Souvenons-nous que depuis le début des années 80, avec la libéralisation des marchés agricoles, l’ensemble des mécanismes de contrôle des prix alimentaires de la planète ont été progressivement supprimés, augmentant parallèlement la volatilité des prix mondiaux. Le marché agricole mondial est donc devenu un terrain de jeux spéculatif idéal…. Nous examinerons ici comment fonctionnent les marchés de futurs en illustrant pourquoi les mesures de régulation préconisées ne sont pas destinées à arrêter la spéculation et ses graves impacts. Nous pointerons le rôle de l’agro-industrie qui est rarement montrée du doigt lorsque l’on parle de spéculation. En effet, au-delà d’une simple opportunité de réaliser plus de profits, les transnationales de l’agriculture et de l’alimentation des pays du G8/G20 sont lancées dans une course visant le contrôle mondial des ressources agricoles et des aliments.

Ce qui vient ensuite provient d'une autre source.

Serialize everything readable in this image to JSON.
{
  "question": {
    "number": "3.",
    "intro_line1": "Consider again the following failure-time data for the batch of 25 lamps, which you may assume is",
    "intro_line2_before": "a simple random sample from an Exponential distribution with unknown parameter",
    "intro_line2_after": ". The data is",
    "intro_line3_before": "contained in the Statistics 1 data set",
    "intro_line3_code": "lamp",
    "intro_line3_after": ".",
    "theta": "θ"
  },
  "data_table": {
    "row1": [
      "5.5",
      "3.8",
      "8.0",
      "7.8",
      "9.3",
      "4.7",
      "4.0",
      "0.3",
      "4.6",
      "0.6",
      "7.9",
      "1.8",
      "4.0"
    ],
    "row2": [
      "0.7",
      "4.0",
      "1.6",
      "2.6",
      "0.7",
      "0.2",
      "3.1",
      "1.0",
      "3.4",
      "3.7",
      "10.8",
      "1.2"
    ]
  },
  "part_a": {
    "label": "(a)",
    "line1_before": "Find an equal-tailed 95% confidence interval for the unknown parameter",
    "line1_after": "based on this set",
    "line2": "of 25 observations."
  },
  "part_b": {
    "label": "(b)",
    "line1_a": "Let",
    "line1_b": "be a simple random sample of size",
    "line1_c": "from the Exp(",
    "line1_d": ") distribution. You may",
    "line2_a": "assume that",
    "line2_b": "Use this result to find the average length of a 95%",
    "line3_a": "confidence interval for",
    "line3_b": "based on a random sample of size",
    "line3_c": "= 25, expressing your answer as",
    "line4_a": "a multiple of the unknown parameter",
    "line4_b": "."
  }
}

Il était une fois… les marchés de dérivés financiers
L’histoire des dérivés financiers commence aux États-Unis à la bourse de Chicago (“Chicago Board of Trade” – CBOT) qui est fondée en 1848. C’est une sorte de club privé où les membres doivent payer une cote-part et démontrer leur solvabilité. C’est ici que se créent les premiers dérivés financiers, les contrats de futurs. Ce sont des contrats qui obligent à vendre ou acheter un nombre déterminé d’actifs (de biens ou de valeurs financières) à une date future déterminée. Dans ce marché de futurs ce qui s’échange ce sont les contrats et non pas les produits. Les prix des contrats varient selon leur offre et leur demande. Cependant, ils se réfèrent aux prix des produits sous-jacents. Avec ce type de dérivés financiers, il est désormais possible de spéculer sur un marché financier à la hausse ou à la baisse des prix de produits réels. Par exemple, il est possible de faire des bénéfices sur les fluctuations du prix du blé, sans jamais en avoir acheté un seul grain.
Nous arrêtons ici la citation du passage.